Un operativo sin precedentes en la supervisión ambiental de Hidroituango
Hidroituango, la obra hidroeléctrica más ambiciosa y compleja de Colombia, atraviesa un momento crítico debido a la apertura de un nuevo proceso sancionatorio por parte de la Autoridad Nacional de Licencias Ambientales (ANLA). Este escenario refleja la tensión entre la normatividad ambiental y los desafíos técnicos que implica la operación de esta megaobra.
Investigación por control de caudales y cumplimiento de la regla de operación
La ANLA investiga específicamente la falta de control en los caudales descargados aguas abajo de la presa, así como el presunto incumplimiento de la 'regla de operación', que exige que el volumen de agua vertida sea al menos igual al que ingresa desde la estación Olaya. Esta medida es clave para proteger el ecosistema y las comunidades ribereñas.
Para controlar el flujo de agua, Hidroituango ha abierto las cuatro compuertas de la presa, una acción que ha sido monitoreada de cerca por las autoridades ambientales y la opinión pública.
El complejo panorama jurídico: 20 procesos activos en la ANLA
Actualmente, la central enfrenta un total de 20 procesos sancionatorios en distintas etapas ante la ANLA. De estos, 10 están en fase de apertura de investigación, lo que significa que la autoridad está en proceso de recopilar evidencias y hallazgos preliminares para evaluar posibles incumplimientos.
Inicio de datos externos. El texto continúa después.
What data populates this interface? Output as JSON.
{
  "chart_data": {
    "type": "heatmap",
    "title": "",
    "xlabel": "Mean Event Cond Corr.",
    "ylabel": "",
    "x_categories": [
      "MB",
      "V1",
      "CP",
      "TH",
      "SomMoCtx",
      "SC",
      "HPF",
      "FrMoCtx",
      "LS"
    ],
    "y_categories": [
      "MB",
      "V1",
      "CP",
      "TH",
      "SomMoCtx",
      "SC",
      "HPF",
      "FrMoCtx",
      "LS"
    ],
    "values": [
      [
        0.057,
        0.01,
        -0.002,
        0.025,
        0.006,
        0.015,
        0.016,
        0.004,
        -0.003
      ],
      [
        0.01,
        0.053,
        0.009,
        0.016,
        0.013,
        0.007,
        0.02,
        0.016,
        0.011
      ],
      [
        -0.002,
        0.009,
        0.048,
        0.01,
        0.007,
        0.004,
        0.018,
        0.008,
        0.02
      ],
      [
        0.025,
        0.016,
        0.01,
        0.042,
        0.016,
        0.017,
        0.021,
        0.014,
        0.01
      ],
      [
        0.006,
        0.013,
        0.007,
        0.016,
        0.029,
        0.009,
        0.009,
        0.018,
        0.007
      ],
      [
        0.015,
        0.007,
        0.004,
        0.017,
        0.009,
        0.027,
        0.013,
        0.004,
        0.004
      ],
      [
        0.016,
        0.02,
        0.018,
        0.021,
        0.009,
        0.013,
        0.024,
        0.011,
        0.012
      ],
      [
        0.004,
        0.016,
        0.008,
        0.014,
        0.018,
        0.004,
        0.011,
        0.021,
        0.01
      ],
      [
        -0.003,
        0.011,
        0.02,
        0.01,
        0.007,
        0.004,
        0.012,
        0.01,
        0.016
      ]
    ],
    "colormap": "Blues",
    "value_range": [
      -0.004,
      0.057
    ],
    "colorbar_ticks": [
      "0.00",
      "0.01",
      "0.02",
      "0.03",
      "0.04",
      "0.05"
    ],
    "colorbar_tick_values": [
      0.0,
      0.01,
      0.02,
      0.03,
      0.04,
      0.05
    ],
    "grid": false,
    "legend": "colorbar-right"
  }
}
Respuesta de EPM ante las investigaciones
En respuesta a los procesos, Empresas Públicas de Medellín (EPM) ha defendido la gestión técnica del proyecto, resaltando los avances operativos desde la puesta en marcha de la primera turbina en diciembre de 2022. Además, la empresa solicitó ajustes en la operación para mejorar la mitigación de riesgos y cumplir con los requerimientos ambientales.
EPM reafirma su compromiso con la sostenibilidad y la transparencia en la operación de Hidroituango, proponiendo medidas para fortalecer el control ambiental y garantizar la seguridad de las comunidades.